If you look at the front corner of your room it measures 90 degrees. If you are standing in the Gymnasium the front corner also measures 90 degrees. This is one “A,” a pair of angles.
If you continue this process you will end with having 4 pairs of congruent angles, “AAAA”. Although the Gymnasium and the classroom have “AAAA” the gym is much larger. So AAA may help in proving similar, but not to prove triangles congruent.
8. Have several students read what they have written for the summary.
9. Continue reading the practice portion of the lesson to the third page.
Hint: make clear that two triangles may be congruent, even if you have traveled clockwise about one, and counter clockwise about the other.
10. Give students a time limit to work on the third page of the notes.
11. Stop the students, and review answers by having students raise hands for each pair.
12. Give students a time limit to work on the fourth page of the notes.
13. Stop the students, and review answers by having students raise hands for each pair.
14. Collect rulers and protractors from each student.
15. Have each student staple his open exercise (drawing papers) to the back of his notes.
Use completed “Congruent Triangles - Student” (associated file) to formatively assess the student’s ability in determining triangles congruent and for what reason.
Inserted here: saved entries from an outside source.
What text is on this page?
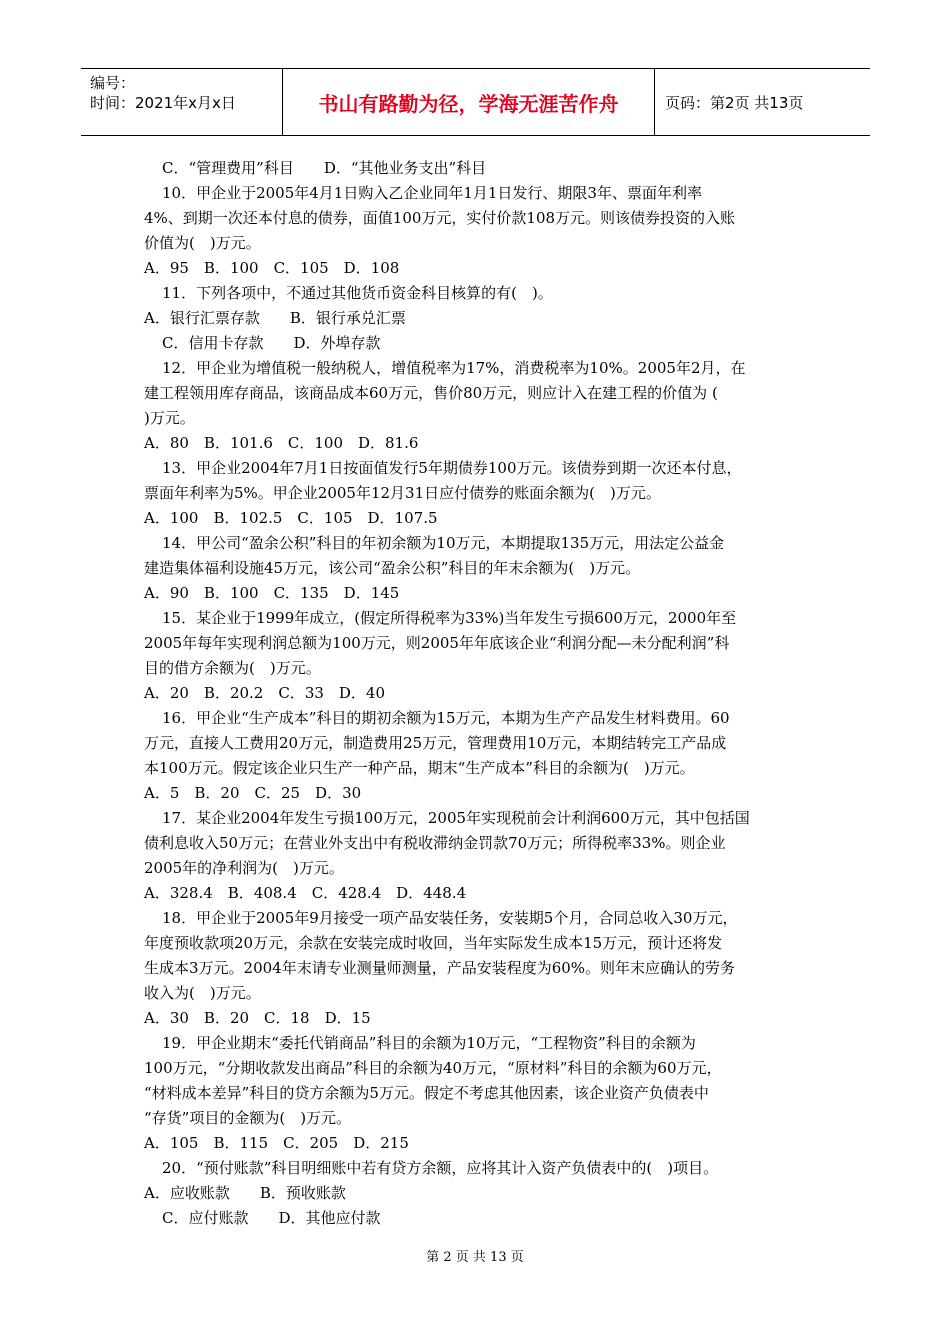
编号：
时间：2021年x月x日	书山有路勤为径，学海无涯苦作舟	页码：第2页 共13页
C．“管理费用”科目　　D．“其他业务支出”科目
10．甲企业于2005年4月1日购入乙企业同年1月1日发行、期限3年、票面年利率
4%、到期一次还本付息的债券，面值100万元，实付价款108万元。则该债券投资的入账
价值为(　)万元。
A．95　B．100　C．105　D．108
11．下列各项中，不通过其他货币资金科目核算的有(　)。
A．银行汇票存款　　B．银行承兑汇票
C．信用卡存款　　D．外埠存款
12．甲企业为增值税一般纳税人，增值税率为17%，消费税率为10%。2005年2月，在
建工程领用库存商品，该商品成本60万元，售价80万元，则应计入在建工程的价值为 (
)万元。
A．80　B．101.6　C．100　D．81.6
13．甲企业2004年7月1日按面值发行5年期债券100万元。该债券到期一次还本付息，
票面年利率为5%。甲企业2005年12月31日应付债券的账面余额为(　)万元。
A．100　B．102.5　C．105　D．107.5
14．甲公司“盈余公积”科目的年初余额为10万元，本期提取135万元，用法定公益金
建造集体福利设施45万元，该公司“盈余公积”科目的年末余额为(　)万元。
A．90　B．100　C．135　D．145
15．某企业于1999年成立，(假定所得税率为33%)当年发生亏损600万元，2000年至
2005年每年实现利润总额为100万元，则2005年年底该企业“利润分配—未分配利润”科
目的借方余额为(　)万元。
A．20　B．20.2　C．33　D．40
16．甲企业“生产成本”科目的期初余额为15万元，本期为生产产品发生材料费用。60
万元，直接人工费用20万元，制造费用25万元，管理费用10万元，本期结转完工产品成
本100万元。假定该企业只生产一种产品，期末“生产成本”科目的余额为(　)万元。
A．5　B．20　C．25　D．30
17．某企业2004年发生亏损100万元，2005年实现税前会计利润600万元，其中包括国
债利息收入50万元；在营业外支出中有税收滞纳金罚款70万元；所得税率33%。则企业
2005年的净利润为(　)万元。
A．328.4　B．408.4　C．428.4　D．448.4
18．甲企业于2005年9月接受一项产品安装任务，安装期5个月，合同总收入30万元，
年度预收款项20万元，余款在安装完成时收回，当年实际发生成本15万元，预计还将发
生成本3万元。2004年末请专业测量师测量，产品安装程度为60%。则年末应确认的劳务
收入为(　)万元。
A．30　B．20　C．18　D．15
19．甲企业期末“委托代销商品”科目的余额为10万元，“工程物资”科目的余额为
100万元，“分期收款发出商品”科目的余额为40万元，“原材料”科目的余额为60万元，
“材料成本差异”科目的贷方余额为5万元。假定不考虑其他因素，该企业资产负债表中
“存货”项目的金额为(　)万元。
A．105　B．115　C．205　D．215
20．“预付账款”科目明细账中若有贷方余额，应将其计入资产负债表中的(　)项目。
A．应收账款　　B．预收账款
C．应付账款　　D．其他应付款
第 2 页 共 13 页
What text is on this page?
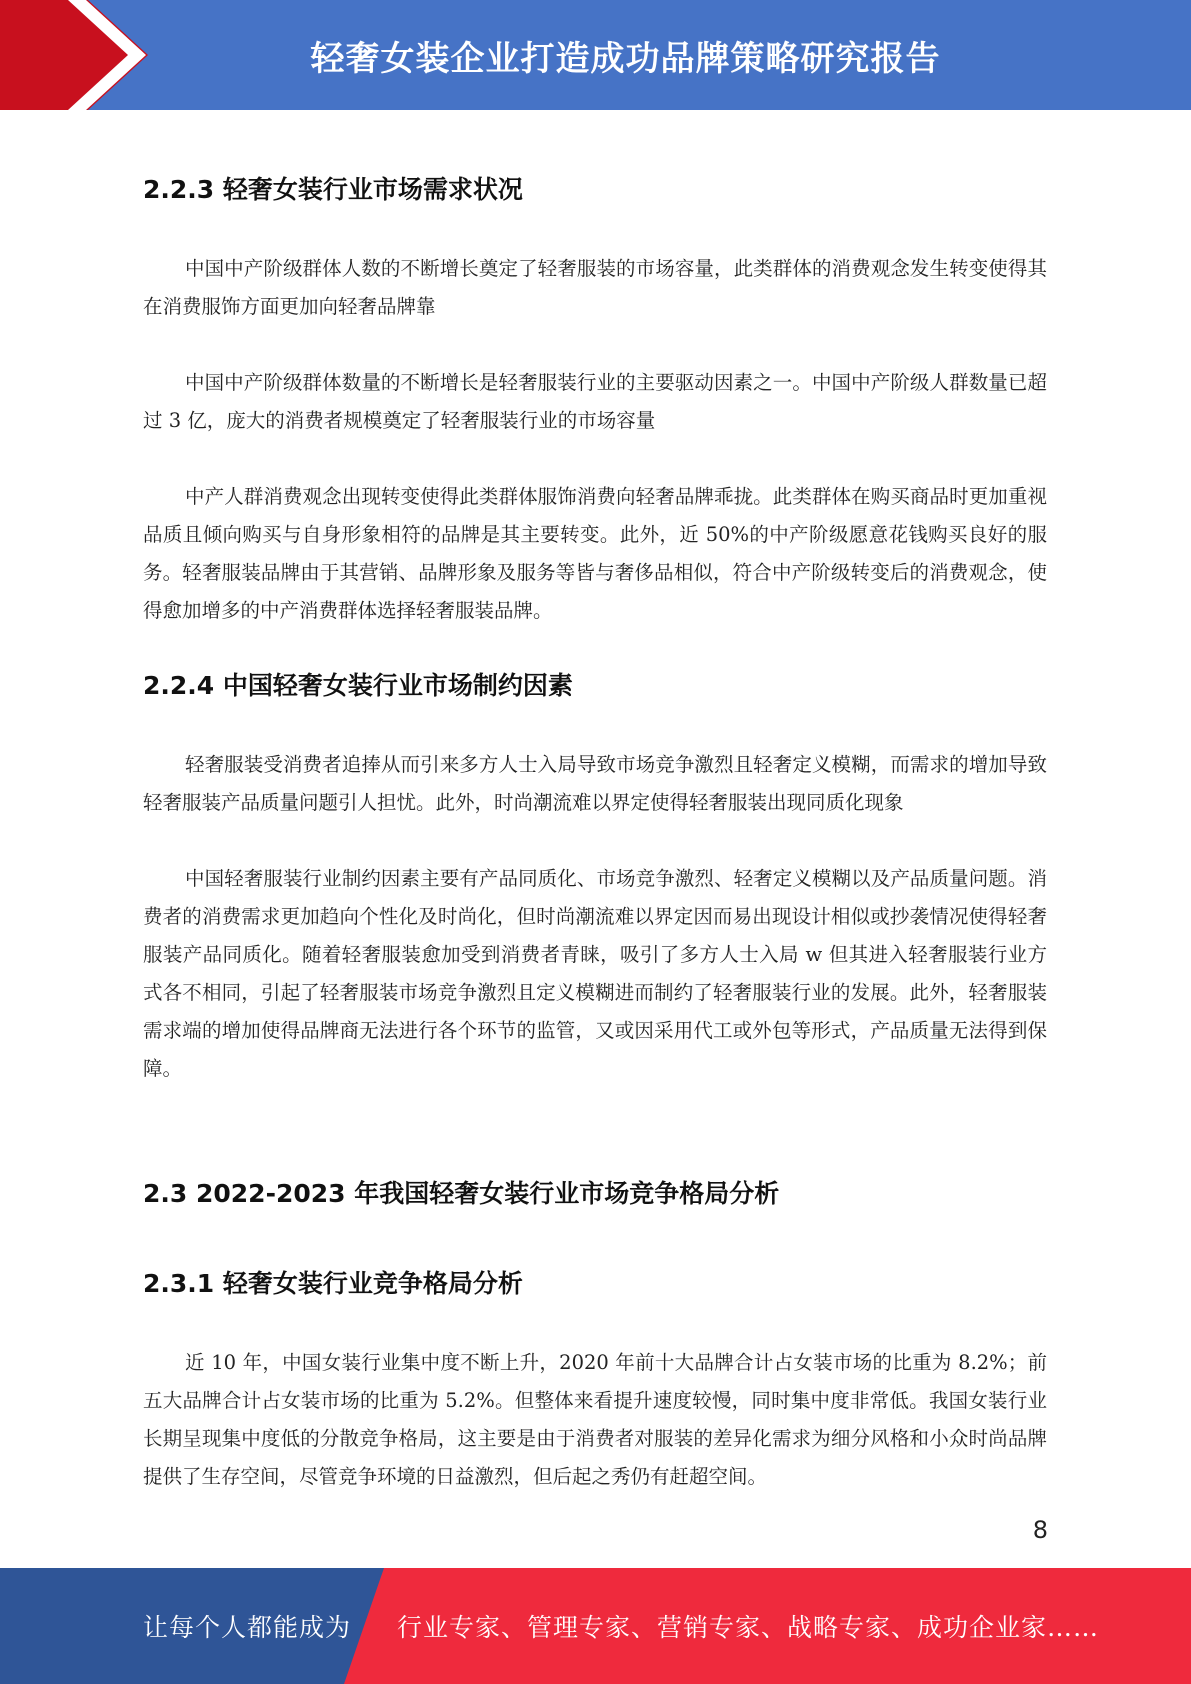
轻奢女装企业打造成功品牌策略研究报告
2.2.3 轻奢女装行业市场需求状况

中国中产阶级群体人数的不断增长奠定了轻奢服装的市场容量，此类群体的消费观念发生转变使得其在消费服饰方面更加向轻奢品牌靠

中国中产阶级群体数量的不断增长是轻奢服装行业的主要驱动因素之一。中国中产阶级人群数量已超过 3 亿，庞大的消费者规模奠定了轻奢服装行业的市场容量

中产人群消费观念出现转变使得此类群体服饰消费向轻奢品牌乖拢。此类群体在购买商品时更加重视品质且倾向购买与自身形象相符的品牌是其主要转变。此外，近 50%的中产阶级愿意花钱购买良好的服务。轻奢服装品牌由于其营销、品牌形象及服务等皆与奢侈品相似，符合中产阶级转变后的消费观念，使得愈加增多的中产消费群体选择轻奢服装品牌。

2.2.4 中国轻奢女装行业市场制约因素

轻奢服装受消费者追捧从而引来多方人士入局导致市场竞争激烈且轻奢定义模糊，而需求的增加导致轻奢服装产品质量问题引人担忧。此外，时尚潮流难以界定使得轻奢服装出现同质化现象

中国轻奢服装行业制约因素主要有产品同质化、市场竞争激烈、轻奢定义模糊以及产品质量问题。消费者的消费需求更加趋向个性化及时尚化，但时尚潮流难以界定因而易出现设计相似或抄袭情况使得轻奢服装产品同质化。随着轻奢服装愈加受到消费者青睐，吸引了多方人士入局 w 但其进入轻奢服装行业方式各不相同，引起了轻奢服装市场竞争激烈且定义模糊进而制约了轻奢服装行业的发展。此外，轻奢服装需求端的增加使得品牌商无法进行各个环节的监管，又或因采用代工或外包等形式，产品质量无法得到保障。

2.3 2022-2023 年我国轻奢女装行业市场竞争格局分析
2.3.1 轻奢女装行业竞争格局分析

近 10 年，中国女装行业集中度不断上升，2020 年前十大品牌合计占女装市场的比重为 8.2%；前五大品牌合计占女装市场的比重为 5.2%。但整体来看提升速度较慢，同时集中度非常低。我国女装行业长期呈现集中度低的分散竞争格局，这主要是由于消费者对服装的差异化需求为细分风格和小众时尚品牌提供了生存空间，尽管竞争环境的日益激烈，但后起之秀仍有赶超空间。

8
让每个人都能成为 行业专家、管理专家、营销专家、战略专家、成功企业家……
Acceptable work in all areas:
1. at least 80% of the notes completed;
2. 90% correct responses to which three lettered postulates prove pairs of triangles congruent;
3. 90% correct additional drawings to prove triangles congruent by the stated postulate.
4. participation in the opening exercise of creating and comparing triangles with classmates.
Have student create and compare "Hypotenuse Leg" and "Leg Leg" postulates when dealing with right triangles. Point out that one "A" angle is already established in all right triangles.